Tuesday, November 15, 2011

How wolves bred people

In his article "From the Cave to the Kennel," Wall Street Journal, Oct. 29, 2011, Mark Derr reviews new evidence and inference about the process by which wolves became dogs. The old view, as he describes it, was that some wolves entered human settlements as scavengers, and we set about transforming them into dogs. The new view is that wolves and humans chose each other, and that early domesticated dogs were much closer to wolves than we might have thought. "The emerging story," he writes, "sees humans and proto-dogs evolving together: We chose them, to be sure, but they chose us too, and our shared characteristics may well account for our seemingly unshakable mutual intimacy."

Derr points out that humans assisted by dogs would have had "a competitive advantage over those without," as their dogs would have served both as camp guards and pack animals (early dogs were big). Then he comments, but without elaboration, that "[t]he relationship between dogs and humans has been so mutually beneficial and enduring that some scholars have suggested that we--dog and human--influenced each other's evolution."
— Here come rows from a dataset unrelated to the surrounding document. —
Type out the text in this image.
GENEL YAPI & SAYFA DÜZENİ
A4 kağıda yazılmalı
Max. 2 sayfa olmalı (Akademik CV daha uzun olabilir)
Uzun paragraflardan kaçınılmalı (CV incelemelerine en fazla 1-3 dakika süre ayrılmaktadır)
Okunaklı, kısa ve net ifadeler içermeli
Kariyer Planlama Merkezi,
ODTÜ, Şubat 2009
How would that have come about? Well, of course we don't know. But it's easy to see what might have happened. Those humans who had dogs to help them were more secure and more mobile, and hence more likely to survive.  Their children were more likely to survive too. And we're more likely to be the descendants of the humans who were good at associating with wolves and dogs than of other humans.


What does it take to be good at associating with wolves? Communication skills are probably important; those humans who were best at conveying instructions to other creatures who lacked language would have been best able to take advantage of the aid wolves could offer. Empathy would also have been useful, in part to make communication more effective, but perhaps also to make interaction more enjoyable. The wolves that chose us would have preferred to stay with the people they liked.


The upshot is that the interaction between humans and wolves tens of thousands of years ago favored people who were empathetic and communicative. Not overwhelmingly empathetic, to be sure; humans and wolves no doubt hunted together from a very early time, and jointly treated various other animals as prey pure and simple. But the people who made friends with wolves could well have been somewhat warmer and more social than others. And once those traits were favored as a result of the survival value of having wolves or dogs as companions, then their impact needn't have been limited to our dealings with wolves. We are the descendants not of those with an empathy-with-wolves trait, perhaps, but rather of those with an empathy trait -- now available to help shape our relations with many other animals, not to mention with each other.


So if people and wolves evolved together -- or, put differently, if wolves bred people even as people much more emphatically bred wolves -- what wolves bred us for may have been traits that are an important part of what we think of today as most distinctly humane.